"Coming together is a beginning, staying together is progress, and working together is success." - Henry Ford
When students walk into a classroom feeling less than confident and capable about their academic abilities, one MUST consider why. What has happened in their lives as students that has created such cynicism? As an educator myself, I do not believe there is one answer that can adequately bring clarity. However, ALL answers are PART of the truth. Perhaps assumptions were made and allowed misconceptions to slip by, perhaps the curriculum wasn't written well enough to ensure longevity in the students' memories, perhaps their personal lives at home are a larger focus for them than school is. This is not a blame game. The fact is, many students around our country feel this way and the finger can be pointed directly at ourselves. You see, regardless of the reason for a child to be shut down, cynical, jaded, unengaged, and unenthusiastic, it is OUR JOB as their current teachers to reignite that flame of hope and excitement for learning; because WE ARE HERE TODAY and they matter.
I am often asked about how to do The Fearless Classroom rotations in ELAR when there is Reader's Workshop and Writer's workshop and they need sustained times for both skills to gain stamina and to really hone their skills. To that, I am writing this post is to demonstrate one simple activity you can do with your students, the reluctant and the eager alike, to get them discussing reading, collaboratively working together, and writing for a purpose.
The Case of the Slain Green Dragon
Using a fifth grade level detective story from extrareading.com , students were grouped together heterogeneously based on academic reading levels. I believe that there is a time and place for homogeneous groupings, but I also want my more skilled students to be an inspiration and support for my lesser skilled students because we ALL had skills we needs to work on and we are all in this together. Students were charged with solving the crime of the slain endangered green dragon in the kingdom. I am dressed as the head of the Department of SIOG (Significantly Important Operational Geniuses) who has come to the class to ask for their help and to brief them on their mission...

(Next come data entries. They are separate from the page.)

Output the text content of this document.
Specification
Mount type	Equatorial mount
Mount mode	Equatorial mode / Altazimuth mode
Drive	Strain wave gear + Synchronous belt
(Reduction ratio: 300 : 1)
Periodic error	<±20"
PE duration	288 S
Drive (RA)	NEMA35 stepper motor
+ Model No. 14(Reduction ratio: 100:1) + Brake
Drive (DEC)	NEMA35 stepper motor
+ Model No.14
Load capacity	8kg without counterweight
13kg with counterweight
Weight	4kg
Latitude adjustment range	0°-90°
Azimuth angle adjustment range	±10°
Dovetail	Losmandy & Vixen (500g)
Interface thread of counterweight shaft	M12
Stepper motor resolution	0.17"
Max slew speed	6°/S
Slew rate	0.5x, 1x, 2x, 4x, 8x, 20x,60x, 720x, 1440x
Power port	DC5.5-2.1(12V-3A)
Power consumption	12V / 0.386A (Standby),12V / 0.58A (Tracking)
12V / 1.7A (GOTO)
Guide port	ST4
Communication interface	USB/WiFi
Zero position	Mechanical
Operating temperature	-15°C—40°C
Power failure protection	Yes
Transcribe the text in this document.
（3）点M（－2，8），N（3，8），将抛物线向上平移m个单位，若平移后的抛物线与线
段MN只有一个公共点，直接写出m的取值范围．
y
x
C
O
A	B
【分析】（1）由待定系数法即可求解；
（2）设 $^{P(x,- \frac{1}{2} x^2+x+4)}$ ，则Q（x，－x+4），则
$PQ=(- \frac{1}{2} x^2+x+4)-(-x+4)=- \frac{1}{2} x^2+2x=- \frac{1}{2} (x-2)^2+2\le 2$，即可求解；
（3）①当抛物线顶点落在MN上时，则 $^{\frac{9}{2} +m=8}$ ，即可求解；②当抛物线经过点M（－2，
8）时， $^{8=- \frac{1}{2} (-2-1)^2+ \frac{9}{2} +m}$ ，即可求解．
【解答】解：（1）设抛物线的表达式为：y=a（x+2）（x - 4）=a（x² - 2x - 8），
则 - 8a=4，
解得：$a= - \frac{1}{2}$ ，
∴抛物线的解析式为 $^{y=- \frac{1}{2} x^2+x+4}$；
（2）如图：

There were five suspects and several eye witnesses. Students read through several pages of eye-witness accounts, testimony, and evidence, collaboratively took notes, asked questions, created charts and drawings, and worked together to make sense of what might have happened.
Students of all reading levels were able to participate. Some read the text part by part, some elicited excellent and thought-provoking questions, some provided possible angles and alternative explanations based on the testimony. Whatever their contribution, everyone participated and felt successful.
Some groups succeeded in figuring out the actual truth to what happened to the poor dragon. Others did not. However, the level of engagement, the level of conversation and negotiation with textual evidence, the respectful collaboration that occurred during this activity was far more important than the right answer.
THIS is what I mean by being an "idea-driven" rather than an "answer-driven" classroom. Sometimes, especially in learning situations, it is more about the journey and experience of the activity than the correct answer that makes the greatest impact on students.
Notice where they are working, that all students are engaged and a variety of strategies and approaches are being used to solve the problem.
So be fearless in your approach, release the students to their own learning. Set up an environment in which all students feel safe to take risks, supported by you and their peers in their thinking, and where effort and authentic chances are rewarded. Answers aren't always the most important thing. Sure they have their place…like on assessments…but if we don't teach kids to LOVE learning and to feel capable and free to explore EVERY angle of problems, then we are simply teaching them that there is always an answer and that if they can't figure it out, they must not be capable. This unspoken and hopefully unintentional lesson happens daily in our classes… and we must not allow for it anymore. Be fearless, let your students be fearless. They deserve the chance.